Changing Environment as a Factor in Innovative and Discontinuous Trends in the Culture of Slovak Colonists in the Great Hungarian Plain

Zmena prostredia ako faktor inovatívnych a diskontuitných trendov v kultúre slovenských kolonistov na Dolnej zemi
Abstract: 

After the expulsion of Ottomans from the territory of the Kingdom of Hungary and demarcating the so called Military Frontier region between the Kingdom of Hungary and the Ottoman Empire (1699-1718), approximately 40,000 Slovak families emigrated from Slovakia to the southern regions of Hungary over the course of the 18th century. Most of them moved to the area of the Great Hungarian Plain (Alföld), which extends over the current regions of Hungary, Romania, Serbia and Croatia. The aim of this massive migration was to colonize the area of southern Hungary, which was significantly unpopulated, devastated and abandoned.

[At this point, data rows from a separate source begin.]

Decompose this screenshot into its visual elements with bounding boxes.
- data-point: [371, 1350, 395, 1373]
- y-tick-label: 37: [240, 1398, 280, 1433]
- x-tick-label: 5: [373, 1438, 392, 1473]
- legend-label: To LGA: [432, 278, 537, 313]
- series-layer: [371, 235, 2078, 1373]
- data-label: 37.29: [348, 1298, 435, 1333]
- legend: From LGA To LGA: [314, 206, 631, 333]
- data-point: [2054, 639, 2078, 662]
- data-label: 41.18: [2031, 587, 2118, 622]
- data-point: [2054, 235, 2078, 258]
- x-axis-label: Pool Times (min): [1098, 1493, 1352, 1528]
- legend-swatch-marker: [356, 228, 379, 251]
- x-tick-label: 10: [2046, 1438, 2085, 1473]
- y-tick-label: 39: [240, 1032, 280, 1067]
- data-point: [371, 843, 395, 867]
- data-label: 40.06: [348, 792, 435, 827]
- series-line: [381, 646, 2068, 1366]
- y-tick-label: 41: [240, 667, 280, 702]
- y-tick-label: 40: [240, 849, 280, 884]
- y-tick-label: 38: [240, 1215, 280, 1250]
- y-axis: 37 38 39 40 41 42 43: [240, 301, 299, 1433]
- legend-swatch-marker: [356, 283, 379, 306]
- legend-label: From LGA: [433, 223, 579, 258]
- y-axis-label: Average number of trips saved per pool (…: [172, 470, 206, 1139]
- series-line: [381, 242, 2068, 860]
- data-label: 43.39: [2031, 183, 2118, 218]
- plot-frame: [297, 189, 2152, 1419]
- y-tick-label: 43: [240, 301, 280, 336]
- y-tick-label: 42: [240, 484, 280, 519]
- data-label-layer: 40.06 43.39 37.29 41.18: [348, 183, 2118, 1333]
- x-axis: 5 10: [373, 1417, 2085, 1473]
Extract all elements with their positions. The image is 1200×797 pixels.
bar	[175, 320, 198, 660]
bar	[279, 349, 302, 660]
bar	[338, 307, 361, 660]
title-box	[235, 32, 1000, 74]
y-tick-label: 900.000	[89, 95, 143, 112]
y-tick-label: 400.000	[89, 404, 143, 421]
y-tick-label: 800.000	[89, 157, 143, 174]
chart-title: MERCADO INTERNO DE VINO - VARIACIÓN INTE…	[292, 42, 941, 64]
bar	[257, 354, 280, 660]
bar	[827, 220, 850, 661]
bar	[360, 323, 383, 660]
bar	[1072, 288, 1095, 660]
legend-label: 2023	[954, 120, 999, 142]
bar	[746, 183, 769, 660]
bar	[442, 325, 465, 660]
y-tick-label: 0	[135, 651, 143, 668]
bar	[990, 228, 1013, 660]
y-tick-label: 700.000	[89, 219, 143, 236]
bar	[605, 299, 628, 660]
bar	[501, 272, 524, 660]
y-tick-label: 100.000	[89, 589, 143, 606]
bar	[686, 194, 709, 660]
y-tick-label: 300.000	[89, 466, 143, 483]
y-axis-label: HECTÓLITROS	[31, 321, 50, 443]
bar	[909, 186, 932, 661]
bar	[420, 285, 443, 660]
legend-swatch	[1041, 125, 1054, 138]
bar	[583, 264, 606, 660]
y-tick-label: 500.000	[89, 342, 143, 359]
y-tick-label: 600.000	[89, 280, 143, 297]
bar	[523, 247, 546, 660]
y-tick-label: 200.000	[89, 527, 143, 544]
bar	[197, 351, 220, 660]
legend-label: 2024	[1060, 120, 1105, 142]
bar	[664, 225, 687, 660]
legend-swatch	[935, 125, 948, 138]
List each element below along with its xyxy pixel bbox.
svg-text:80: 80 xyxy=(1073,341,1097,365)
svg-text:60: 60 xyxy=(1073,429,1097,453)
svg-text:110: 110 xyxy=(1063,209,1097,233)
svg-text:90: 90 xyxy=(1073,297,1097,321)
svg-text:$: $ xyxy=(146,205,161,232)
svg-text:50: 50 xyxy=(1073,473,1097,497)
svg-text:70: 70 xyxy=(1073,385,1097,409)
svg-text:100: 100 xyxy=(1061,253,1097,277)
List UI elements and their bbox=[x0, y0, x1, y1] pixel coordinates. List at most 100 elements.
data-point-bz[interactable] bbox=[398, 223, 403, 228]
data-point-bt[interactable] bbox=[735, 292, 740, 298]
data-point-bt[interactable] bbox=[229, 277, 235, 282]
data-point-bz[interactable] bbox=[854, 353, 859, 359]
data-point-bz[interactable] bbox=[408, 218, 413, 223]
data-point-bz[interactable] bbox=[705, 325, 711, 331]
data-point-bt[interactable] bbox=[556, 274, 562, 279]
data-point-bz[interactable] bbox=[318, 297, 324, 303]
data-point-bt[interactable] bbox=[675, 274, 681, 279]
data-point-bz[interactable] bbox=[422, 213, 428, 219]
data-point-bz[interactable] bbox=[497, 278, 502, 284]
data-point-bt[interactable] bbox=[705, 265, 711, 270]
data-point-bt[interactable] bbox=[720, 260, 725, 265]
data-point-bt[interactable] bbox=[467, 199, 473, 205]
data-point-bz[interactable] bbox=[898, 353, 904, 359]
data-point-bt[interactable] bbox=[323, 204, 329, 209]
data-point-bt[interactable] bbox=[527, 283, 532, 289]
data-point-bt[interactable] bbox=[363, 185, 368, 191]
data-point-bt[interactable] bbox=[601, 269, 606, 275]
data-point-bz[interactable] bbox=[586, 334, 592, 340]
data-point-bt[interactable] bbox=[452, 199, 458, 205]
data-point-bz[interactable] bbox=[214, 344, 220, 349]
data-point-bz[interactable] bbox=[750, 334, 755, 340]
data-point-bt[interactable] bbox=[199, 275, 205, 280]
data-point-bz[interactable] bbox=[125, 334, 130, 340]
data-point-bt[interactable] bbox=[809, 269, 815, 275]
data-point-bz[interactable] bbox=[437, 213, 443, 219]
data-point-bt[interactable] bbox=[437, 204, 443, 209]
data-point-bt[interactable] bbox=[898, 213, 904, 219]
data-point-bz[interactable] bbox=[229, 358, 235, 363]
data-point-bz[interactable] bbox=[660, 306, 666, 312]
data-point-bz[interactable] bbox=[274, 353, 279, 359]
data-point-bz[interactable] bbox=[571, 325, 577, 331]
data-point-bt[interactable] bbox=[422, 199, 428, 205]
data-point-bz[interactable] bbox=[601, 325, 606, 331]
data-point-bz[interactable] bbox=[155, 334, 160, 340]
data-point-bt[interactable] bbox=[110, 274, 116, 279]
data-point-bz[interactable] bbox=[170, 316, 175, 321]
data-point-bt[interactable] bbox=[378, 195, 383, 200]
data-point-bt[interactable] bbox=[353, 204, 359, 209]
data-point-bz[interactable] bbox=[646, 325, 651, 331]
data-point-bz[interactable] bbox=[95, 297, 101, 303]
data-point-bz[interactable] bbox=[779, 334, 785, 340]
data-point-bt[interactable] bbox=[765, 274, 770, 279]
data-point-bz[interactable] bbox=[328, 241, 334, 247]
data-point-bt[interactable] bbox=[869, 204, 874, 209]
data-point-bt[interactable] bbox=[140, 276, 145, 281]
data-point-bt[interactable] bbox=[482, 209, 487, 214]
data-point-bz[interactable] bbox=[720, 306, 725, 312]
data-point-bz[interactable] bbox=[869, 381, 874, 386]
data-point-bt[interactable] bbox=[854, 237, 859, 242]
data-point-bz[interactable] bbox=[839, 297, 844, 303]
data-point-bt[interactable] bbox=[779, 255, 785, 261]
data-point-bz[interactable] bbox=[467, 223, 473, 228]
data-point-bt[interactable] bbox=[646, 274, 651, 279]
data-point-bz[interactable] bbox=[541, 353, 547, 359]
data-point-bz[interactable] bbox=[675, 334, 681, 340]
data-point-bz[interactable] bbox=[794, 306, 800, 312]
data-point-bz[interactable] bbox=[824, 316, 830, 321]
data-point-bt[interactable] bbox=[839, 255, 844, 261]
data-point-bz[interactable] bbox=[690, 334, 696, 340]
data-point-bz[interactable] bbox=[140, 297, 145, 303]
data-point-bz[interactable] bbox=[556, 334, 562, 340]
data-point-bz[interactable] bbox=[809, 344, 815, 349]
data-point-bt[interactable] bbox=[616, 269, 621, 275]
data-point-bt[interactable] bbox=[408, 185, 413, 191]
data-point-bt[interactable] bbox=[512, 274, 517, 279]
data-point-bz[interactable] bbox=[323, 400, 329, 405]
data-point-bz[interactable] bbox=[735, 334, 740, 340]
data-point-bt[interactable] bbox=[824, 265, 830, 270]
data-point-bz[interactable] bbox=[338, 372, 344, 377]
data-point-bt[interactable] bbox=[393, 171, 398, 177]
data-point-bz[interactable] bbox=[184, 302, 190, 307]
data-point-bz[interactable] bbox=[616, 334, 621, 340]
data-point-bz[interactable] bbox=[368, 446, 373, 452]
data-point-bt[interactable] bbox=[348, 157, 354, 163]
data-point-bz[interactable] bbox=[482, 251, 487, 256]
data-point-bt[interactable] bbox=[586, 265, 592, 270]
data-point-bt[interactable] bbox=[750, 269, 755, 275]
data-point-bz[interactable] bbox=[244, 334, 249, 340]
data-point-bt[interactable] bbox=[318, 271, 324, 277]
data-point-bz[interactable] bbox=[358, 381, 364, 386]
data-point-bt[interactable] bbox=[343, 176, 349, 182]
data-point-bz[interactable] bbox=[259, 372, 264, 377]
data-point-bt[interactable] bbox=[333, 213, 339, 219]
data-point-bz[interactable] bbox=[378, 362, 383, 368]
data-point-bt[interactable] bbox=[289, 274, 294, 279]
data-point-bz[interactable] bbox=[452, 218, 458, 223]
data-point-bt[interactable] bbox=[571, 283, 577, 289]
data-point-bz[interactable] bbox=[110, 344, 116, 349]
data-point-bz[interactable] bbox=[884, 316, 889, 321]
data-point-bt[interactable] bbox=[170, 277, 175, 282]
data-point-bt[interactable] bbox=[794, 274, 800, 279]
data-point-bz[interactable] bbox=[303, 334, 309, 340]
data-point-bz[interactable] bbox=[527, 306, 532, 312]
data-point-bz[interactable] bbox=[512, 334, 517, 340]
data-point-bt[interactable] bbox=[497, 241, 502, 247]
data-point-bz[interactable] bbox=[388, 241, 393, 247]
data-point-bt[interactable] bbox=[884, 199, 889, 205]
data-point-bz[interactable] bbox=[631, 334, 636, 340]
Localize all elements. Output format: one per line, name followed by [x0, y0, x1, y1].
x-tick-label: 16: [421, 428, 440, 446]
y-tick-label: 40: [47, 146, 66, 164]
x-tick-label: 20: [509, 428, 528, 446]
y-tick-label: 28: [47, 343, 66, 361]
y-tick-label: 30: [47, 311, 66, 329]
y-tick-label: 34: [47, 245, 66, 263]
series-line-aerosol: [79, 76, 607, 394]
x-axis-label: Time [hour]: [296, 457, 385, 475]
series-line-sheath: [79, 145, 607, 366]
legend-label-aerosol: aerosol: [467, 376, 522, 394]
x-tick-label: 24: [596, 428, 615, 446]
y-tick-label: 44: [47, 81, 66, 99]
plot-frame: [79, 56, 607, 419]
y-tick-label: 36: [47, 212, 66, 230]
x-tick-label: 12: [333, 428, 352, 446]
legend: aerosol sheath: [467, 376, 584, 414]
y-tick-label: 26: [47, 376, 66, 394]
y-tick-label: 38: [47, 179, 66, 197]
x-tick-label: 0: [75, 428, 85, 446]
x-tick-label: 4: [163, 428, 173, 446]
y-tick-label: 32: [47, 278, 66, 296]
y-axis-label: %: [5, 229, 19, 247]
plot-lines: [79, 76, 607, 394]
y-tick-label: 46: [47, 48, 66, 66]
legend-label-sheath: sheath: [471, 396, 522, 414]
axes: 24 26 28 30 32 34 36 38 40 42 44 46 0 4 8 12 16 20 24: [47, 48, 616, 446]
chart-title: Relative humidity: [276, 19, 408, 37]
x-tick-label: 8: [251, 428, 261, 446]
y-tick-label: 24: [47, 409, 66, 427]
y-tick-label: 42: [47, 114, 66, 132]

The most significant consequence of this migration was that Slovak colonists resettled from the mountainous environment of the Carpathians into the lowland environment of the Pannonian Basin. This change of environment meant they also had to adapt to the different ecological realities of their new surroundings. Within the adaptation process, the original cultural system of the Slovaks was significantly penetrated by innovative and discontinuous trends. First and most radically, this was reflected in the way that the Slovaks learnt the new, previously unknown construction methods and architectural principles of clay housing construction typical of the Pannonian Plain.
The adaptation process of the Slovak settlers was accompanied by a wide range of practices that connected the settlers to their new environment – the so-called rooting processes. Slovak colonists integrated into their new environment mainly through land ownership, as well as through settlements and their infrastructure - churches, rectories, schools, and graveyards. These objects built by a collective effort united the group of colonists and further strengthened their communal solidarity. Another practice related to the identification with the new environment is seen in the Slovak names given to the parts of the village, as well as to the streets and vast lands surrounding the villages.